The EDX-17 therapeutic under development would reverse sickle cell disease and a related disorder called beta-thalassemia, by restoring fetal hemoglobin in adult humans who carry the sickle cell gene.
Broyles didn’t have to wait long for answer from the Gates Foundation. It was “no.”
“I sent the application in at 9 p.m. on a Sunday night and by 9 a.m. on Monday morning they had sent a message back that said they’re not interested in sickle cell,” Broyles recalled.
So, he regrouped and took another approach. EDX-17 shows just as much promise in stopping malaria, a deadly disease spread worldwide by mosquitos.
“We realized from the literature that this thing we were trying to do, which is turn on fetal hemoglobin in adult red blood cells, not only would block sickling, but also blocks the malaria parasite trying to get into this red blood cell,” Broyles said.
The World Health Organization reported 207 million malaria cases in 2012 alone.
Broyles submitted another grant application.
This time, the Gates Foundation awarded a $100,000 grant, which allowed Broyles and research partner Robert Floyd, Ph.D., to found a company called EpimedX LLC.
The co-founders set up a research laboratory in Oklahoma City’s PHF Research Park (now the University Research Park).
Broyles, in his work at the OU Health Science Center and National Institutes of Health, had discovered that a molecule called ferritin-H would likely cause the switch back to fetal hemoglobin. While Broyles was on sabbatical in Floyd’s lab at the Oklahoma Medical Research Foundation, the discovery was advanced from hypothesis to proof-of-principle.
Patents were filed, which were transferred to Broyles and Floyd, and the Sickle Cell Cure Foundation was founded in 2006. EpimedX was founded in 2011 to financially drive the process of getting the EDX-17 treatment to clinical use.
Other funding quickly followed the Gates Foundation grant. I2E Inc. led a $750,000 investment round that included $300,000 from a company that produces a plant growth factor that also is a catalyst in the fetal hemoglobin switch. A $200,000 Small Business Innovation Research (SBIR) grant is pending.
The combined funding will carry EpimedX into a human clinical trial and advance a possible cure for the millions worldwide suffering from sickle cell and malaria.
Broyles took his first steps on the long journey that led to EpimedX four decades ago when he served a post-doctorate fellowship at Florida State University.
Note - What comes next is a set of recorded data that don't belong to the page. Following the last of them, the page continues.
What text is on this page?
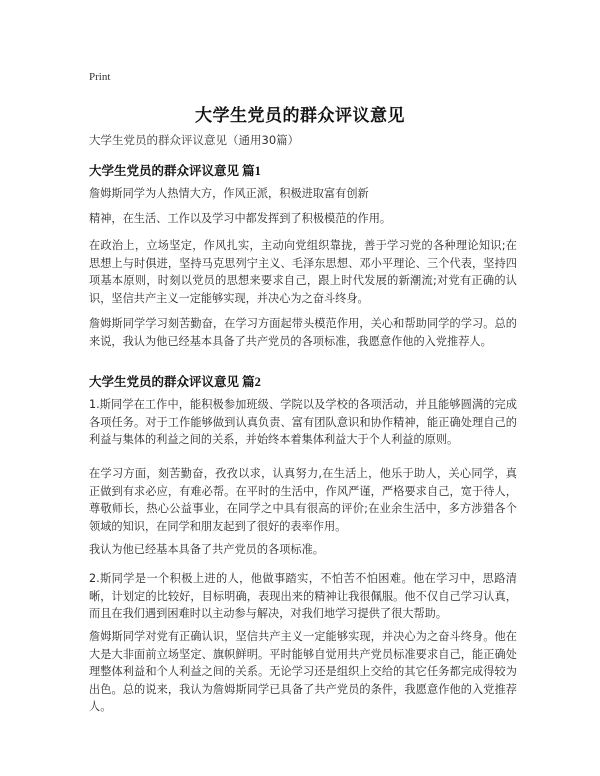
Print
大学生党员的群众评议意见
大学生党员的群众评议意见（通用30篇）
大学生党员的群众评议意见 篇1
詹姆斯同学为人热情大方，作风正派，积极进取富有创新
精神，在生活、工作以及学习中都发挥到了积极模范的作用。
在政治上，立场坚定，作风扎实，主动向党组织靠拢，善于学习党的各种理论知识;在思想上与时俱进，坚持马克思列宁主义、毛泽东思想、邓小平理论、三个代表，坚持四项基本原则，时刻以党员的思想来要求自己，跟上时代发展的新潮流;对党有正确的认识，坚信共产主义一定能够实现，并决心为之奋斗终身。
詹姆斯同学学习刻苦勤奋，在学习方面起带头模范作用，关心和帮助同学的学习。总的来说，我认为他已经基本具备了共产党员的各项标准，我愿意作他的入党推荐人。
大学生党员的群众评议意见 篇2
1.斯同学在工作中，能积极参加班级、学院以及学校的各项活动，并且能够圆满的完成各项任务。对于工作能够做到认真负责、富有团队意识和协作精神，能正确处理自己的利益与集体的利益之间的关系，并始终本着集体利益大于个人利益的原则。
在学习方面，刻苦勤奋，孜孜以求，认真努力,在生活上，他乐于助人，关心同学，真正做到有求必应，有难必帮。在平时的生活中，作风严谨，严格要求自己，宽于待人，尊敬师长，热心公益事业，在同学之中具有很高的评价;在业余生活中，多方涉猎各个领域的知识，在同学和朋友起到了很好的表率作用。
我认为他已经基本具备了共产党员的各项标准。
2.斯同学是一个积极上进的人，他做事踏实，不怕苦不怕困难。他在学习中，思路清晰，计划定的比较好，目标明确，表现出来的精神让我很佩服。他不仅自己学习认真，而且在我们遇到困难时以主动参与解决，对我们地学习提供了很大帮助。
詹姆斯同学对党有正确认识，坚信共产主义一定能够实现，并决心为之奋斗终身。他在大是大非面前立场坚定、旗帜鲜明。平时能够自觉用共产党员标准要求自己，能正确处理整体利益和个人利益之间的关系。无论学习还是组织上交给的其它任务都完成得较为出色。总的说来，我认为詹姆斯同学已具备了共产党员的条件，我愿意作他的入党推荐人。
There, he studied gene regulation in frogs, which share a fetal hemoglobin trait with all vertebrates.
His career took him to the famous Marine Biological Laboratory in Woods Hole, Mass., the National Institutes of Health Hematology Program, the University of Wisconsin-Milwaukee, and on to OUHSC, where he served as a professor for 32 years.
“It’s sort of like the DNA helix,” he said of the path that led to EpimedX. “It started and wound upwards, but it wasn’t a straight line. This sickle cell problem turned out to be a problem in regulating genes, so it all fits together in a continuum.”